The administration says the program will eventually save motorists more than $8,000 in fuel savings over the life of a given vehicle and reduce the nation's oil consumption by more than two million barrels a day. What's more, the Union of Concerned Scientists estimates the program will cut greenhouse-gas tailpipe emissions in half by 2025. "This groundbreaking program will result in vehicles that use less gas, travel farther and provide more efficiency for consumers than ever before - all while protecting the air we breathe and giving automakers the regulatory certainty to build the cars of the future here in America," says U.S. Department of Transportation Secretary Ray LaHood.

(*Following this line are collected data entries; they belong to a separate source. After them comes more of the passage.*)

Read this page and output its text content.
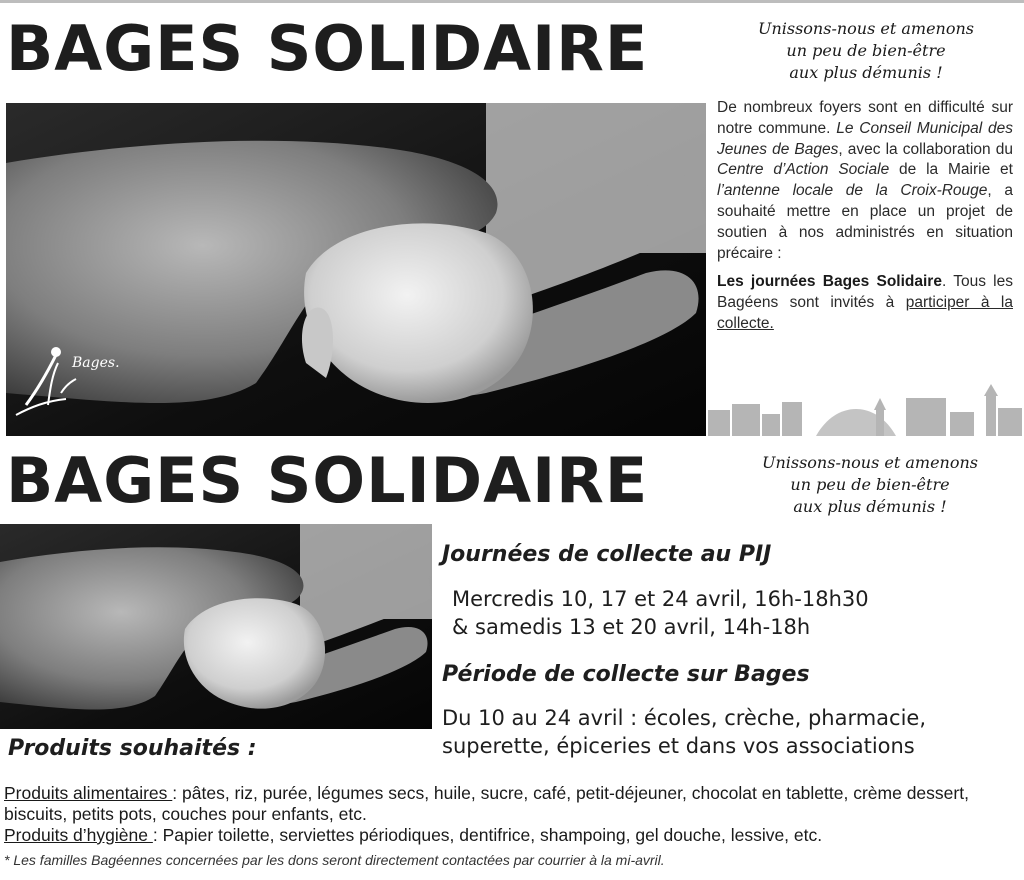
BAGES SOLIDAIRE	Unissons-nous et amenons
un peu de bien-être
aux plus démunis !
Bages.

De nombreux foyers sont en difficulté sur notre commune. Le Conseil Municipal des Jeunes de Bages, avec la collaboration du Centre d’Action Sociale de la Mairie et l’antenne locale de la Croix-Rouge, a souhaité mettre en place un projet de soutien à nos administrés en situation précaire :

Les journées Bages Solidaire. Tous les Bagéens sont invités à participer à la collecte.

BAGES SOLIDAIRE	Unissons-nous et amenons
un peu de bien-être
aux plus démunis !
Journées de collecte au PIJ
Mercredis 10, 17 et 24 avril, 16h-18h30
& samedis 13 et 20 avril, 14h-18h
Période de collecte sur Bages
Du 10 au 24 avril : écoles, crèche, pharmacie, superette, épiceries et dans vos associations
Produits souhaités :
Produits alimentaires : pâtes, riz, purée, légumes secs, huile, sucre, café, petit-déjeuner, chocolat en tablette, crème dessert, biscuits, petits pots, couches pour enfants, etc.
Produits d’hygiène : Papier toilette, serviettes périodiques, dentifrice, shampoing, gel douche, lessive, etc.
* Les familles Bagéennes concernées par les dons seront directement contactées par courrier à la mi-avril.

On the other hand, critics contest the new requirements could drive up the price of a new car beyond some families' reach. The National Automobile Dealers Association estimates the average car's sticker price could rise by around $3,000 once the new rules are phased in. "This increase shuts almost seven million people out of the new car market entirely and prevents many millions more from being able to afford new vehicles that meet their needs," says NADA chairman Bill Underriner. What's more, NADA fears that new cars priced at around $15,000 or less could effectively be legislated out of existence because of the costlier standards.
But how will automakers - most of which have agreed to the new standards - be able to build cars and trucks that get an average of 54.5 mpg? For starters, given the ways the government rates and measures fuel economy, expect tomorrow's cars to average closer to 40 mpg in "real world" use. Many compact cars already get that much in highway driving, with a few midsize sedans able to get 35 mpg or better.
For starters, tomorrow's cars and trucks will become both smaller and lighter in weight, with the latter coming via extensive use of aluminum, carbon fiber and composites instead of steel. All else being equal, experts say decreasing a vehicle's weight by 10 percent enables about a three percent increase in fuel economy. Also expect to see more aerodynamic designs that allow vehicles - especially otherwise slab-shaped trucks and SUVs - to minimize drag at higher speeds for the sake of added efficiency.
Engines will likewise become smaller, but they will incorporate a plethora of technology to help maximize their performance. We're already seeing turbo-charged four-cylinder engines replacing V6 engines in many midsize cars; the Ford F150 full-size pickup's available turbo-V6 engine affords V8-like acceleration and boasts a maximum 11,300-pound tow rating.
Expect more engines to come with technology that automatically deactivates select cylinders at cruising speeds to save gas. This technology also shuts down the engine altogether when it's idle. Electric power steering that affords less drag on an engine than a conventional belt-driven system will become more common. Future automatic transmissions could offer as many as 10 forward speeds to enable smoother operation with reduced fuel consumption. Smaller cars will increasingly use lighter-weight continuously variable transmissions that eschew conventional gears for a belt and a set of pulleys to maximize both their acceleration and mileage.
What's more, we'll likely see additional "clean diesel" models on the market like the Volkswagen Passat TDI midsize sedan that combines quick acceleration with impressive fuel economy at 31-city/43-highway mpg. Lower battery prices expected in the coming years should likewise help make electrified cars - especially plug-in hybrids that get the equivalent of 100 mpg and full electric models that use no gasoline whatsoever - more prevalent and popular.